Sparse Training of Discrete Diffusion Models for Graph Generation

Yiming Qin,Clement Vignac,Pascal Frossard
2024-05-23
Abstract:Generative graph models struggle to scale due to the need to predict the existence or type of edges between all node pairs. To address the resulting quadratic complexity, existing scalable models often impose restrictive assumptions such as a cluster structure within graphs, thus limiting their applicability. To address this, we introduce SparseDiff, a novel diffusion model based on the observation that almost all large graphs are sparse. By selecting a subset of edges, SparseDiff effectively leverages sparse graph representations both during the noising process and within the denoising network, which ensures that space complexity scales linearly with the number of chosen edges. During inference, SparseDiff progressively fills the adjacency matrix with the selected subsets of edges, mirroring the training process. Our model demonstrates state-of-the-art performance across multiple metrics on both small and large datasets, confirming its effectiveness and robustness across varying graph sizes. It also ensures faster convergence, particularly on larger graphs, achieving a fourfold speedup on the large Ego dataset compared to dense models, thereby paving the way for broader applications.
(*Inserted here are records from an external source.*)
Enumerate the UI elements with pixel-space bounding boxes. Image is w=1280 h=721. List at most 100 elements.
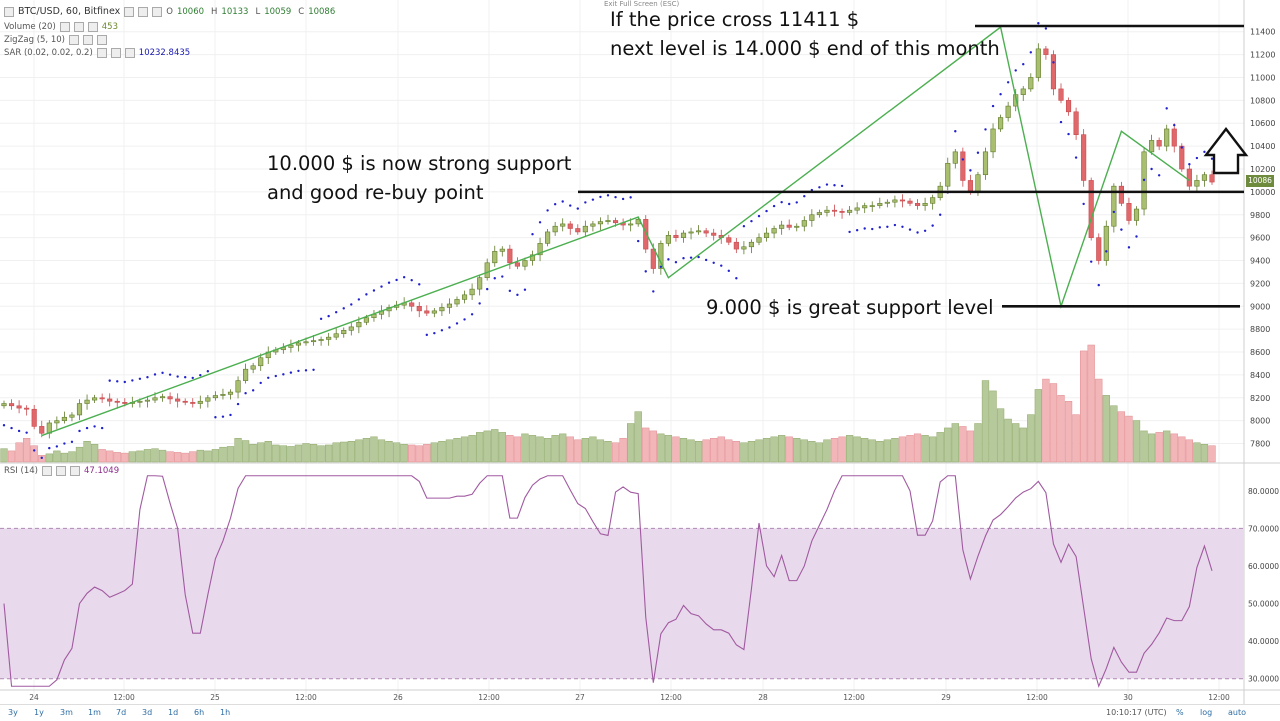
sar-dot [863,227,866,230]
price-tick-label: 8800 [1250,325,1270,334]
timeframe-1y[interactable]: 1y [34,708,44,717]
timeframe-3d[interactable]: 3d [142,708,153,717]
candle-body [318,339,324,341]
volume-bar [845,435,854,463]
volume-bar [1095,378,1103,463]
volume-bar [219,446,227,463]
sar-dot [455,322,459,325]
timeframe-3m[interactable]: 3m [60,708,73,717]
sar-dot [614,195,617,199]
percent-scale-toggle[interactable]: % [1176,708,1184,717]
sar-dot [886,225,889,228]
sar-dot [153,373,157,376]
volume-bar [355,439,363,463]
symbol-legend: BTC/USD, 60, Bitfinex O 10060 H 10133 L … [4,6,338,17]
visibility-icon[interactable] [59,22,70,32]
timeframe-1h[interactable]: 1h [220,708,231,717]
sar-dot [236,402,240,406]
sar-dot [1037,22,1040,25]
candle-body [733,241,739,250]
timeframe-1d[interactable]: 1d [168,708,179,717]
candle-body [446,303,453,308]
rsi-label: RSI (14) [4,466,38,476]
sar-dot [402,276,406,279]
candle-body [416,305,422,312]
close-icon[interactable] [69,466,80,476]
volume-bar [627,423,635,463]
volume-bar [476,432,484,463]
candle-body [960,151,966,181]
volume-bar [710,438,718,463]
volume-bar [634,411,642,463]
volume-bar [861,438,869,463]
sar-dot [750,219,753,223]
sar-dot [244,392,247,395]
timeframe-6h[interactable]: 6h [194,708,205,717]
close-icon[interactable] [124,48,135,58]
rsi-panel [0,475,1244,688]
more-icon[interactable] [152,6,163,17]
price-chart[interactable]: 7800 8000 8200 8400 8600 8800 9000 9200 9400 9600… [0,0,1280,704]
sar-dot [108,379,111,382]
sar-dot [116,380,119,383]
auto-scale-toggle[interactable]: auto [1228,708,1247,717]
visibility-icon[interactable] [68,35,79,45]
sar-dot [652,290,655,293]
volume-bar [1042,378,1050,463]
log-scale-toggle[interactable]: log [1200,708,1213,717]
visibility-icon[interactable] [41,466,52,476]
visibility-icon[interactable] [96,48,107,58]
settings-icon[interactable] [82,35,93,45]
visibility-icon[interactable] [4,6,14,17]
timeframe-7d[interactable]: 7d [116,708,127,717]
candle-body [159,396,166,399]
candle-body [831,209,838,212]
timeframe-3y[interactable]: 3y [8,708,18,717]
volume-bar [423,443,431,463]
exit-fullscreen-button[interactable]: Exit Full Screen (ESC) [604,0,680,8]
close-icon[interactable] [96,35,107,45]
close-icon[interactable] [138,6,149,17]
volume-bar [891,438,899,463]
settings-icon[interactable] [73,22,84,32]
rsi-tick-label: 60.0000 [1248,562,1279,571]
price-tick-label: 10800 [1250,96,1275,105]
volume-bar [989,390,997,463]
timeframe-1m[interactable]: 1m [88,708,101,717]
volume-bar [136,450,144,463]
sar-dot [372,289,376,292]
sar-dot [599,195,602,199]
candle-body [250,365,256,370]
settings-icon[interactable] [110,48,121,58]
candle-body [741,246,747,250]
candle-body [326,336,332,340]
sar-dot [440,329,444,332]
sar-dots [2,22,1214,460]
volume-bar [876,441,884,463]
close-icon[interactable] [87,22,98,32]
volume-bar [1057,395,1065,463]
sar-dot [350,303,353,306]
low-label: L [255,6,261,17]
price-tick-label: 9800 [1250,211,1270,220]
time-tick-label: 24 [29,693,39,702]
volume-bar [936,432,944,463]
candle-body [469,288,475,296]
candle-body [1164,128,1170,147]
candle-body [431,310,437,314]
sar-dot [561,200,564,203]
time-tick-label: 12:00 [113,693,135,702]
volume-bar [1170,433,1178,463]
volume-bar [377,439,386,463]
volume-bar [264,441,272,463]
candle-body [144,399,151,402]
sar-dot [327,314,330,318]
settings-icon[interactable] [55,466,66,476]
candle-body [84,399,90,404]
candle-body [114,400,120,403]
sar-dot [939,213,942,216]
volume-bar [1027,414,1035,463]
candle-body [1043,48,1049,55]
candle-body [552,225,558,233]
settings-icon[interactable] [124,6,135,17]
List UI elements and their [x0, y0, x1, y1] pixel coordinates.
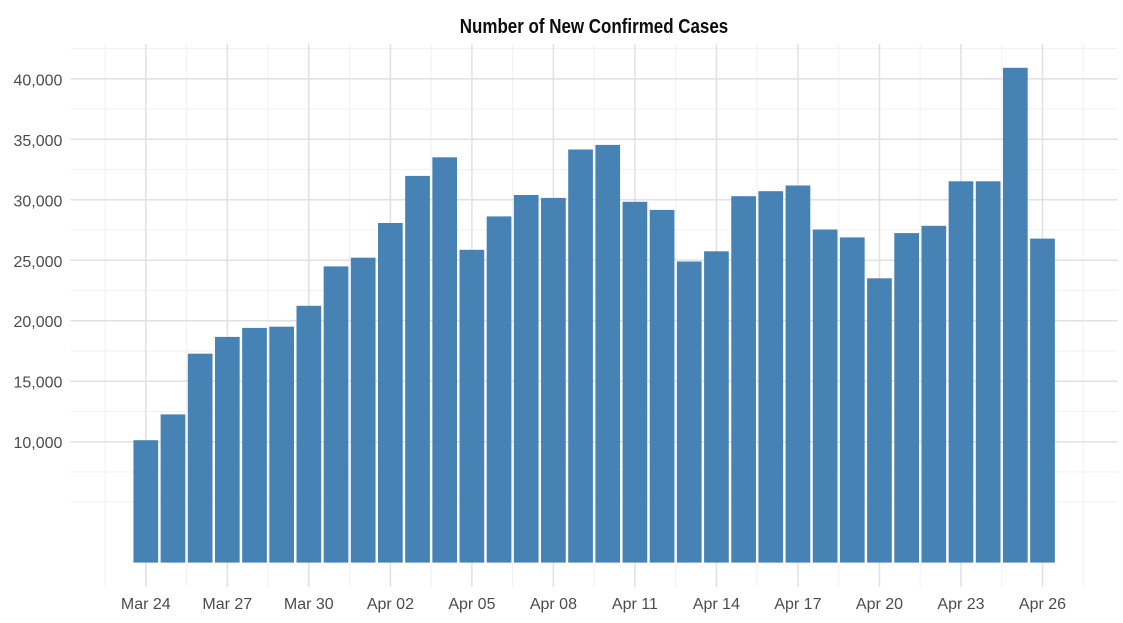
svg-text:25,000: 25,000 — [13, 254, 62, 271]
svg-text:Mar 27: Mar 27 — [202, 596, 252, 613]
svg-text:Apr 26: Apr 26 — [1019, 596, 1066, 613]
svg-text:35,000: 35,000 — [13, 133, 62, 150]
svg-text:Apr 17: Apr 17 — [774, 596, 821, 613]
svg-text:15,000: 15,000 — [13, 375, 62, 392]
svg-text:Apr 23: Apr 23 — [937, 596, 984, 613]
svg-text:Apr 05: Apr 05 — [448, 596, 495, 613]
svg-text:40,000: 40,000 — [13, 72, 62, 89]
svg-text:20,000: 20,000 — [13, 314, 62, 331]
svg-text:Number of New Confirmed Cases: Number of New Confirmed Cases — [460, 15, 728, 38]
svg-text:10,000: 10,000 — [13, 435, 62, 452]
svg-text:Apr 08: Apr 08 — [530, 596, 577, 613]
svg-text:Mar 30: Mar 30 — [284, 596, 334, 613]
svg-text:Apr 20: Apr 20 — [856, 596, 903, 613]
svg-text:Mar 24: Mar 24 — [121, 596, 171, 613]
svg-text:30,000: 30,000 — [13, 193, 62, 210]
svg-text:Apr 02: Apr 02 — [367, 596, 414, 613]
svg-text:Apr 11: Apr 11 — [612, 596, 658, 613]
svg-text:Apr 14: Apr 14 — [693, 596, 740, 613]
Machine Learning,Artificial Intelligence
What problem does this paper attempt to address?
The problem that this paper attempts to solve is that in generative graph models, since it is necessary to predict the existence or type of edges between all pairs of nodes, the computational complexity grows quadratically, which limits the application of the model on large - scale graphs. Existing scalable models usually reduce the complexity by introducing restrictive assumptions such as clustering structures in the graph, but this limits their scope of application. To overcome these problems, the paper proposes SparseDiff, a new method based on discrete diffusion models. By exploiting the sparsity of the graph, it effectively reduces the spatial complexity, making it grow linearly with the number of selected edges. SparseDiff not only performs well on multiple metrics, but also has a faster convergence speed when dealing with large - scale graphs. Especially on large - scale datasets, such as the Ego dataset, it achieves a four - fold speed improvement compared to dense models. This paves the way for a wider range of applications.